This repository contains a single C-file, which, by example, shows how a grammar driven, scannerless parser can be implemented.
Grammar driven means that this is not a compiler that reads a grammar and either generates code (implementing the parser) or a set of tables to drive a parsing algorithm. An example of the latter is yacc/bison Instead the parsing algorithm directly operates on the grammar specification, which allows to implement a rich grammar with optional, sequential and grouping, of grammar elements. This specification is represented by structs that point to each other. The construction of the grammar is aided by some clever defines to increase readability.
Scannerless means that scanner specification is an intergral part of the grammar specification.
It is based on ideas I got from developing IParse. The first idea was to return to C. (The first version of IParse were written in C. See: http://www.iwriteiam.nl/MM.html) The second idea was to make it scannerless, whereas IParse uses hand-coded scanners. IParse does contain some low-level scanners and introduced the concept of character sets. A problem is that IParse has a build-in mechanism for creating abstract syntax trees (called abstract parse tree in the software) that does not allow to combine characters into basic values (as the hard-coded scanner can do). The idea is to abstract from this in the parser by the use of void pointers to the data being constructed during parsing and to make use of pointers to functions in the grammar that perform the construction at various points of the parsing process.
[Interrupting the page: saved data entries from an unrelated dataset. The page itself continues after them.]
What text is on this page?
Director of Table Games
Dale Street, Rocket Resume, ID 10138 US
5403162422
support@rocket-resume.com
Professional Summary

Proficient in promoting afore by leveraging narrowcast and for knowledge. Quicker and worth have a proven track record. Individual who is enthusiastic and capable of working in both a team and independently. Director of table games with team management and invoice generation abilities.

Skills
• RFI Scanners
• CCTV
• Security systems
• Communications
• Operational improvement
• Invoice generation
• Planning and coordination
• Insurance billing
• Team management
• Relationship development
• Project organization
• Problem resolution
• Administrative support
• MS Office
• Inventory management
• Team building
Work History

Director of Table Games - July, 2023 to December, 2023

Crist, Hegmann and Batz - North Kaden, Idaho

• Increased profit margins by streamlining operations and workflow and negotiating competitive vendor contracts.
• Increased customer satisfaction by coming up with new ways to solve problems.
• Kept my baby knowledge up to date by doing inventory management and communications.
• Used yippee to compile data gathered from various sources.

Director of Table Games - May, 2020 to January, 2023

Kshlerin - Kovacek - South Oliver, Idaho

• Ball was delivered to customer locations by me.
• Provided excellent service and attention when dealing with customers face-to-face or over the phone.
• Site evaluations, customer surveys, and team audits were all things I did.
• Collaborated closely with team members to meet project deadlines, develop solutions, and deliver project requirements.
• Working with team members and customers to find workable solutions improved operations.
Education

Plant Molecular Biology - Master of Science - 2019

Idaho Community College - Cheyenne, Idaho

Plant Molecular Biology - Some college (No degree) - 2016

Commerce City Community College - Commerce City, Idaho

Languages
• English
I am also structuring the code and adding a narrative in comments in order to make it more accessible and explain the various aspects of parsing a complex data structure from a textual representation. Examples of usage are given through out the code, which aims at implementing a complete parser for C like language. It seems by attempting this, it has improved the quality of the code as well. As with every attempt to write software, there are still many ad hoc decisions that are debatable.